论文标题
目光注视引导的视觉变压器用于纠正快捷方式学习
Eye-gaze-guided Vision Transformer for Rectifying Shortcut Learning
论文作者
论文摘要
学习有害的捷径(例如虚假的相关性和偏见)阻止了深层的神经网络学习有意义和有用的表示形式,从而危害了学识渊博的表示的普遍性和可解释性。这种情况在医学成像中变得更加严重,在医学成像中,临床数据(例如,具有病理学的MR图像)是有限和稀缺的,而学习模型的可靠性,可靠性和透明度是高度必需的。为了解决这个问题,我们建议将人类专家的智力和领域知识注入深度神经网络的培训。核心思想是,我们从专家放射科医生中注入视觉注意信息,以主动指导深层模型,以专注于具有潜在病理学的区域,并避免被困在学习有害捷径中。为此,我们提出了一种新型的眼神引导的视觉变压器(EG-VIT),用于诊断有限的医疗图像数据。我们掩盖了来自放射科医生感兴趣的输入图像贴片,并在EG-VIT的最后一个编码器层中添加其他残留连接,以维持所有贴片的相关性。在Inbreast和Siim-Acr的两个公共数据集上进行的实验表明,我们的EG-VIT模型可以有效地学习/转移专家的领域知识,并取得比基线更好的绩效。同时,它成功纠正了有害的快捷方式学习,并显着提高了EG-VIT模型的可解释性。总的来说,例如,EG-VIT掌握了人类专家的先验知识和深度神经网络的力量的优势。这项工作开辟了新的途径,以通过注入人类智能来推动当前的人工智能范例。

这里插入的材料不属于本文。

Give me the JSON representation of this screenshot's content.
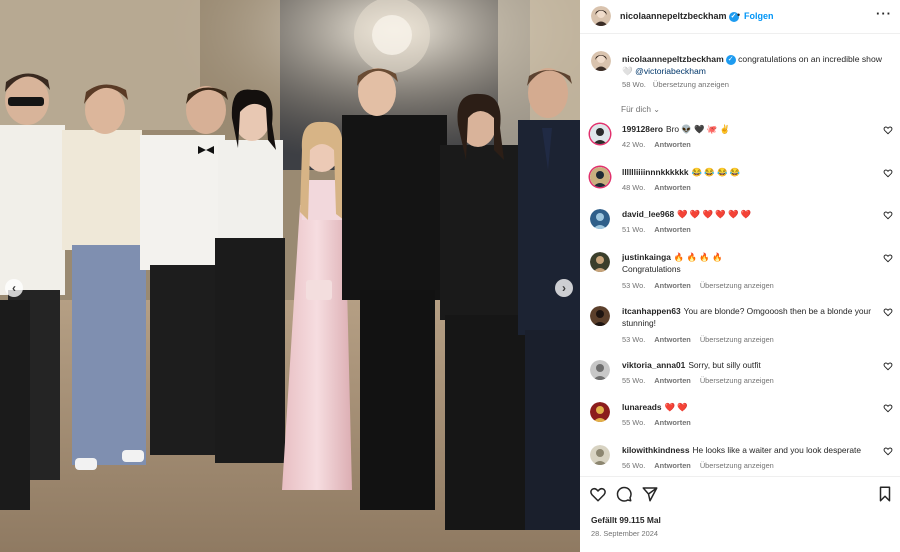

Learning harmful shortcuts such as spurious correlations and biases prevents deep neural networks from learning the meaningful and useful representations, thus jeopardizing the generalizability and interpretability of the learned representation. The situation becomes even more serious in medical imaging, where the clinical data (e.g., MR images with pathology) are limited and scarce while the reliability, generalizability and transparency of the learned model are highly required. To address this problem, we propose to infuse human experts' intelligence and domain knowledge into the training of deep neural networks. The core idea is that we infuse the visual attention information from expert radiologists to proactively guide the deep model to focus on regions with potential pathology and avoid being trapped in learning harmful shortcuts. To do so, we propose a novel eye-gaze-guided vision transformer (EG-ViT) for diagnosis with limited medical image data. We mask the input image patches that are out of the radiologists' interest and add an additional residual connection in the last encoder layer of EG-ViT to maintain the correlations of all patches. The experiments on two public datasets of INbreast and SIIM-ACR demonstrate our EG-ViT model can effectively learn/transfer experts' domain knowledge and achieve much better performance than baselines. Meanwhile, it successfully rectifies the harmful shortcut learning and significantly improves the EG-ViT model's interpretability. In general, EG-ViT takes the advantages of both human expert's prior knowledge and the power of deep neural networks. This work opens new avenues for advancing current artificial intelligence paradigms by infusing human intelligence.